Summary on dataset after columns removal

After partial cleaning of the dataset, below is a brief summary.

glimpse(dataset)

## Rows: 364
## Columns: 34
## $ video_duration                    <dbl> 201, 391, 133, 14, 45, 496, 9, 34, 1…
## $ days_since_publish                <dbl> 0, 8, 4, 15, 2, 7, 28, 3, 3, 1, 5, 1…
## $ day                               <dbl> 2, 10, 14, 29, 1, 8, 5, 8, 11, 12, 1…
## $ month                             <dbl> 6, 6, 6, 6, 7, 7, 8, 8, 8, 8, 8, 9, …
## $ year                              <dbl> 2016, 2016, 2016, 2016, 2016, 2016, …
## $ day_of_week                       <chr> "Thursday", "Friday", "Tuesday", "We…
## $ monetized_playbacks_estimate      <dbl> 723, 727, 76, 18, 0, 491, 32, 404, 1…
## $ ad_impressions                    <dbl> 981, 861, 88, 35, 0, 673, 43, 597, 2…
## $ new_comments                      <dbl> 91, 35, 0, 12, 50, 27, 16, 33, 37, 1…
## $ shares                            <dbl> 12, 5, 4, 7, 7, 3, 14, 37, 21, 3, 11…
## $ dislikes                          <dbl> 30, 18, 20, 14, 180, 17, 8, 11, 16, …
## $ likes                             <dbl> 924, 322, 239, 220, 602, 290, 151, 4…
## $ unsubscribes                      <dbl> 3, 1, 0, 0, 3, 1, 0, 0, 0, 0, 2, 2, …
## $ new_subscribers                   <dbl> 54, 34, 8, 2, 31, 20, 4, 24, 14, 5, …
## $ end_screen_impressions            <dbl> 46, 0, 0, 0, 4, 0, 0, 18, 0, 0, 15, …
## $ end_screen_clicks                 <dbl> 2, 0, 0, 0, 0, 0, 0, 0, 0, 0, 0, 0, …
## $ teaser_impressions                <dbl> 0, 0, 0, 0, 0, 0, 0, 0, 0, 0, 0, 0, …
## $ teaser_clicks                     <dbl> 0, 0, 0, 0, 0, 0, 0, 0, 0, 0, 0, 0, …
## $ card_impressions                  <dbl> 0, 0, 0, 0, 0, 0, 0, 0, 0, 0, 0, 0, …
## $ card_clicks                       <dbl> 0, 0, 0, 0, 0, 0, 0, 0, 0, 0, 0, 0, …
## $ views_per_playlist_start          <dbl> 3.3333, 3.5000, 0.0000, 6.6667, 1.66…
## $ playlist_views                    <dbl> 10, 7, 11, 20, 10, 10, 10, 11, 11, 1…
## $ playlist_watch_time_hours         <dbl> 0.2974, 0.5187, 0.1683, 0.0640, 0.06…
## $ clip_watch_time_hours             <dbl> 0.1575, 0.0000, 0.0000, 0.0000, 0.00…
## $ clip_views                        <dbl> 10, 0, 0, 0, 0, 0, 0, 0, 0, 0, 0, 0,…
## $ you_tube_premium_watch_time_hours <dbl> 2.5358, 0.8911, 0.1838, 0.0711, 0.25…
## $ you_tube_premium_views            <dbl> 152, 32, 28, 20, 39, 22, 20, 37, 27,…
## $ watched_not_skipped_percent       <dbl> 0, 0, 0, 0, 0, 0, 0, 0, 0, 0, 0, 0, …
## $ feed_impressions                  <dbl> 0, 0, 0, 0, 0, 0, 0, 0, 0, 0, 0, 0, …
## $ average_view_duration             <dbl> 81, 156, 41, 14, 25, 182, 10, 35, 8,…
## $ views                             <dbl> 23531, 11478, 6153, 4398, 14659, 841…
## $ watch_time_hours                  <dbl> 533.1636, 500.5628, 70.7287, 17.6251…
## $ estimated_revenue_usd             <dbl> 0.561, 0.648, 0.089, 0.017, 0.000, 0…
## $ impressions                       <dbl> 41118, 41627, 38713, 35245, 46218, 4…

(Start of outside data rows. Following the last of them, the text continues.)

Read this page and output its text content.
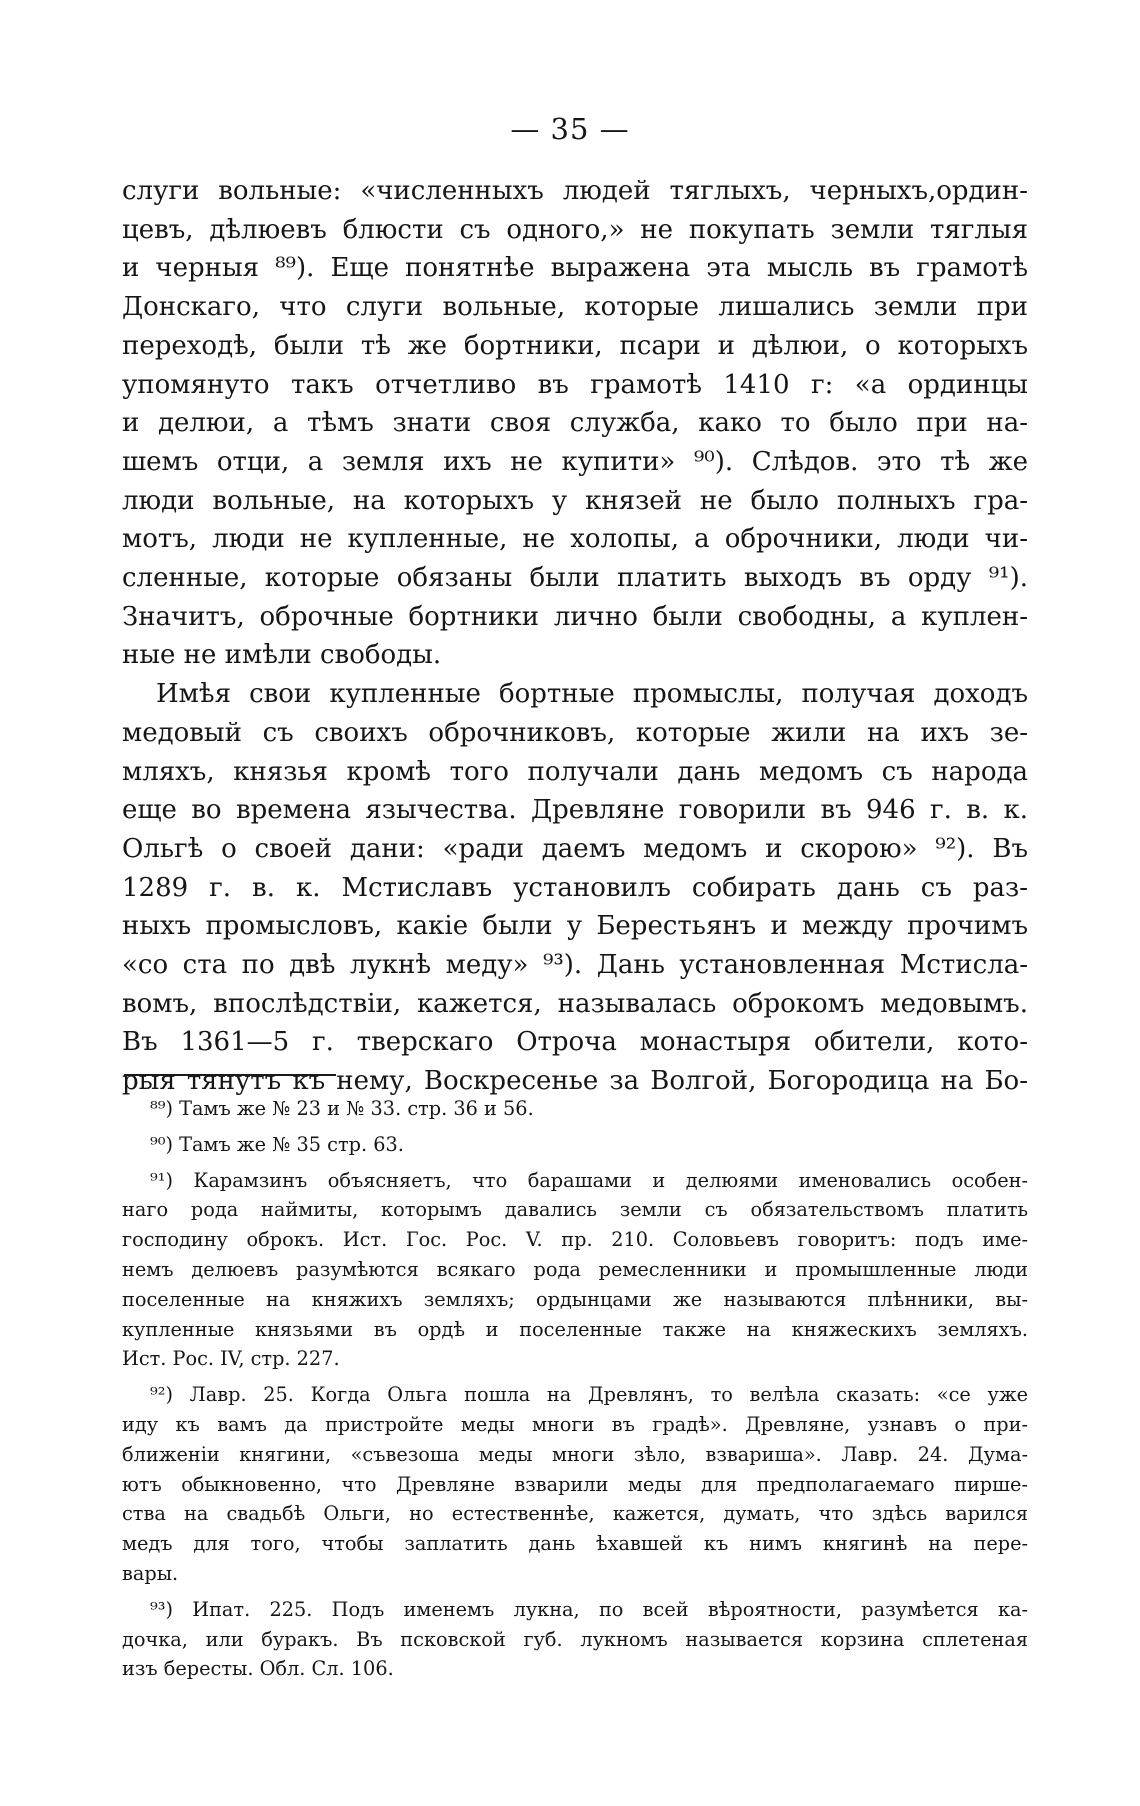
— 35 —

слуги вольные: «численныхъ людей тяглыхъ, черныхъ,ордин-
цевъ, дѣлюевъ блюсти съ одного,» не покупать земли тяглыя
и черныя ⁸⁹). Еще понятнѣе выражена эта мысль въ грамотѣ
Донскаго, что слуги вольные, которые лишались земли при
переходѣ, были тѣ же бортники, псари и дѣлюи, о которыхъ
упомянуто такъ отчетливо въ грамотѣ 1410 г: «а ординцы
и делюи, а тѣмъ знати своя служба, како то было при на-
шемъ отци, а земля ихъ не купити» ⁹⁰). Слѣдов. это тѣ же
люди вольные, на которыхъ у князей не было полныхъ гра-
мотъ, люди не купленные, не холопы, а оброчники, люди чи-
сленные, которые обязаны были платить выходъ въ орду ⁹¹).
Значитъ, оброчные бортники лично были свободны, а куплен-
ные не имѣли свободы.

Имѣя свои купленные бортные промыслы, получая доходъ
медовый съ своихъ оброчниковъ, которые жили на ихъ зе-
мляхъ, князья кромѣ того получали дань медомъ съ народа
еще во времена язычества. Древляне говорили въ 946 г. в. к.
Ольгѣ о своей дани: «ради даемъ медомъ и скорою» ⁹²). Въ
1289 г. в. к. Мстиславъ установилъ собирать дань съ раз-
ныхъ промысловъ, какіе были у Берестьянъ и между прочимъ
«со ста по двѣ лукнѣ меду» ⁹³). Дань установленная Мстисла-
вомъ, впослѣдствіи, кажется, называлась оброкомъ медовымъ.
Въ 1361—5 г. тверскаго Отроча монастыря обители, кото-
рыя тянутъ къ нему, Воскресенье за Волгой, Богородица на Бо-

⁸⁹) Тамъ же № 23 и № 33. стр. 36 и 56.
⁹⁰) Тамъ же № 35 стр. 63.
⁹¹) Карамзинъ объясняетъ, что барашами и делюями именовались особен-
наго рода наймиты, которымъ давались земли съ обязательствомъ платить
господину оброкъ. Ист. Гос. Рос. V. пр. 210. Соловьевъ говоритъ: подъ име-
немъ делюевъ разумѣются всякаго рода ремесленники и промышленные люди
поселенные на княжихъ земляхъ; ордынцами же называются плѣнники, вы-
купленные князьями въ ордѣ и поселенные также на княжескихъ земляхъ.
Ист. Рос. IV, стр. 227.
⁹²) Лавр. 25. Когда Ольга пошла на Древлянъ, то велѣла сказать: «се уже
иду къ вамъ да пристройте меды многи въ градѣ». Древляне, узнавъ о при-
ближеніи княгини, «съвезоша меды многи зѣло, взвариша». Лавр. 24. Дума-
ютъ обыкновенно, что Древляне взварили меды для предполагаемаго пирше-
ства на свадьбѣ Ольги, но естественнѣе, кажется, думать, что здѣсь варился
медъ для того, чтобы заплатить дань ѣхавшей къ нимъ княгинѣ на пере-
вары.
⁹³) Ипат. 225. Подъ именемъ лукна, по всей вѣроятности, разумѣется ка-
дочка, или буракъ. Въ псковской губ. лукномъ называется корзина сплетеная
изъ бересты. Обл. Сл. 106.
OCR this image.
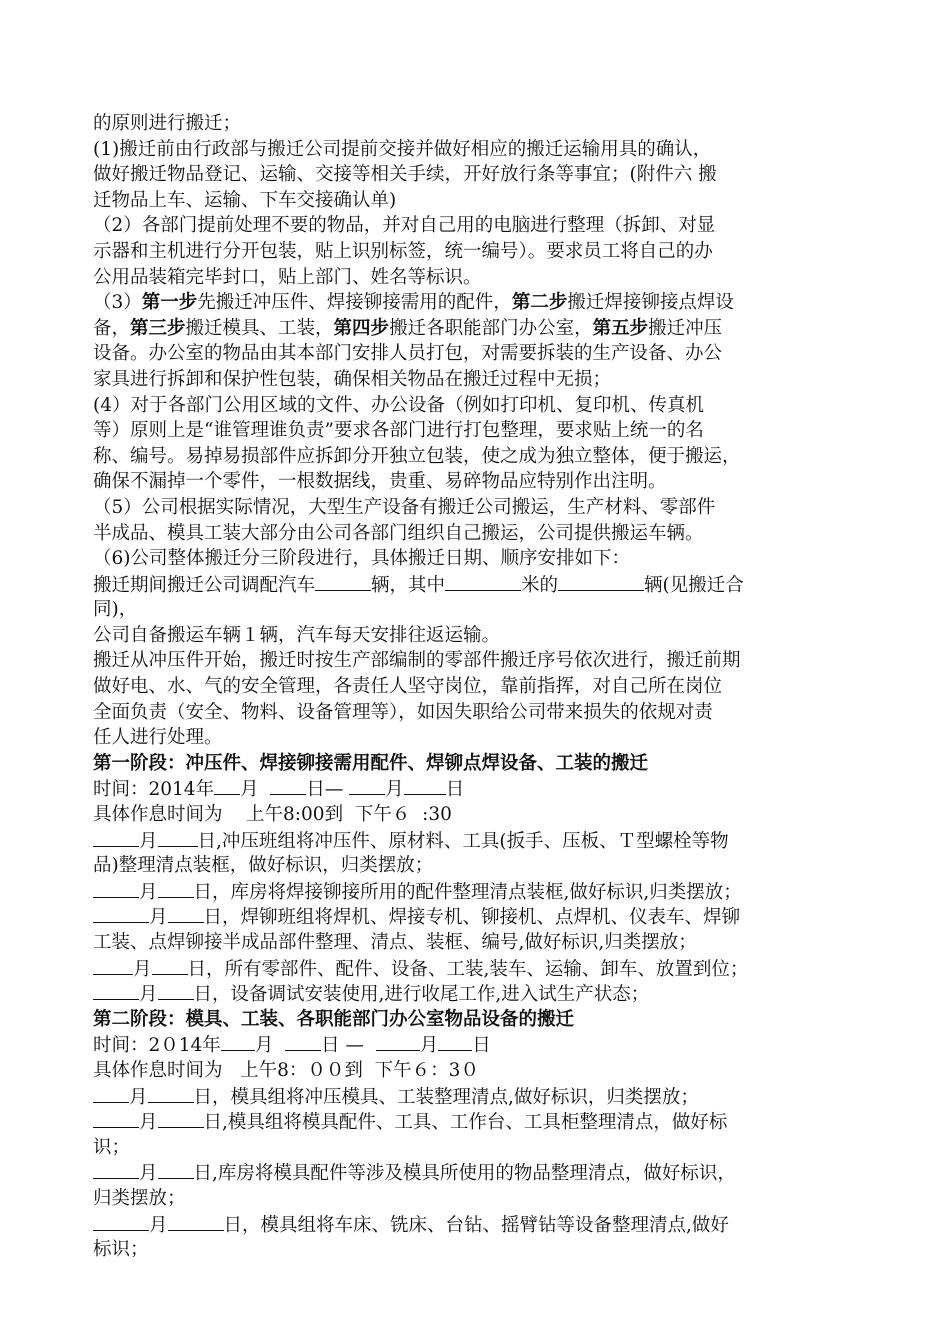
的原则进行搬迁；
(1)搬迁前由行政部与搬迁公司提前交接并做好相应的搬迁运输用具的确认，
做好搬迁物品登记、运输、交接等相关手续，开好放行条等事宜；(附件六 搬
迁物品上车、运输、下车交接确认单)
（2）各部门提前处理不要的物品，并对自己用的电脑进行整理（拆卸、对显
示器和主机进行分开包装，贴上识别标签，统一编号）。要求员工将自己的办
公用品装箱完毕封口，贴上部门、姓名等标识。
（3）第一步先搬迁冲压件、焊接铆接需用的配件，第二步搬迁焊接铆接点焊设
备，第三步搬迁模具、工装，第四步搬迁各职能部门办公室，第五步搬迁冲压
设备。办公室的物品由其本部门安排人员打包，对需要拆装的生产设备、办公
家具进行拆卸和保护性包装，确保相关物品在搬迁过程中无损；
(4）对于各部门公用区域的文件、办公设备（例如打印机、复印机、传真机
等）原则上是“谁管理谁负责”要求各部门进行打包整理，要求贴上统一的名
称、编号。易掉易损部件应拆卸分开独立包装，使之成为独立整体，便于搬运，
确保不漏掉一个零件，一根数据线，贵重、易碎物品应特别作出注明。
（5）公司根据实际情况，大型生产设备有搬迁公司搬运，生产材料、零部件
半成品、模具工装大部分由公司各部门组织自己搬运，公司提供搬运车辆。
（6)公司整体搬迁分三阶段进行，具体搬迁日期、顺序安排如下：
搬迁期间搬迁公司调配汽车	辆，其中	米的	辆(见搬迁合
同)，
公司自备搬运车辆１辆，汽车每天安排往返运输。
搬迁从冲压件开始，搬迁时按生产部编制的零部件搬迁序号依次进行，搬迁前期
做好电、水、气的安全管理，各责任人坚守岗位，靠前指挥，对自己所在岗位
全面负责（安全、物料、设备管理等），如因失职给公司带来损失的依规对责
任人进行处理。
第一阶段：冲压件、焊接铆接需用配件、焊铆点焊设备、工装的搬迁
时间：2014年 月	日— 月 日
具体作息时间为    上午8:00到  下午６  :30
月 日,冲压班组将冲压件、原材料、工具(扳手、压板、Ｔ型螺栓等物
品)整理清点装框，做好标识，归类摆放；
月 日，库房将焊接铆接所用的配件整理清点装框,做好标识,归类摆放；
月 日，焊铆班组将焊机、焊接专机、铆接机、点焊机、仪表车、焊铆
工装、点焊铆接半成品部件整理、清点、装框、编号,做好标识,归类摆放；
月 日，所有零部件、配件、设备、工装,装车、运输、卸车、放置到位；
月 日，设备调试安装使用,进行收尾工作,进入试生产状态；
第二阶段：模具、工装、各职能部门办公室物品设备的搬迁
时间：2０14年 月	日 —	月 日
具体作息时间为   上午8：００到  下午６：3０
月 日，模具组将冲压模具、工装整理清点,做好标识，归类摆放；
月 日,模具组将模具配件、工具、工作台、工具柜整理清点，做好标
识；
月 日,库房将模具配件等涉及模具所使用的物品整理清点，做好标识，
归类摆放；
月	日，模具组将车床、铣床、台钻、摇臂钻等设备整理清点,做好
标识；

Create classification target column - “subscriber_growth”

As shown on above summary, our dataset consists of mostly numeric data, we have to transform and prepare the data in ways that align with our classification task, which is to classify if a video is going to have high or low subscriber growth potential based on observed factors.

We decided to work on the number of subscribers by first calculating the net growth using the differences between new_subscribers and unsubscribes. Then we will use the mean value of this newly derived features as threshold to separate the values into Low (0) and High (1) classes.

dataset <- dataset %>%
  mutate(subscriber_growth = new_subscribers - unsubscribes)
threshold <- as.integer(mean(dataset$subscriber_growth, na.rm = TRUE))
cat("Threshold (mean) value:", threshold, "\n")

## Threshold (mean) value: 321

dataset <- dataset %>%
  mutate(subscriber_growth = ifelse(subscriber_growth >= threshold, 1, 0))
cat("Values in the new column:", unique(dataset$subscriber_growth), "\n")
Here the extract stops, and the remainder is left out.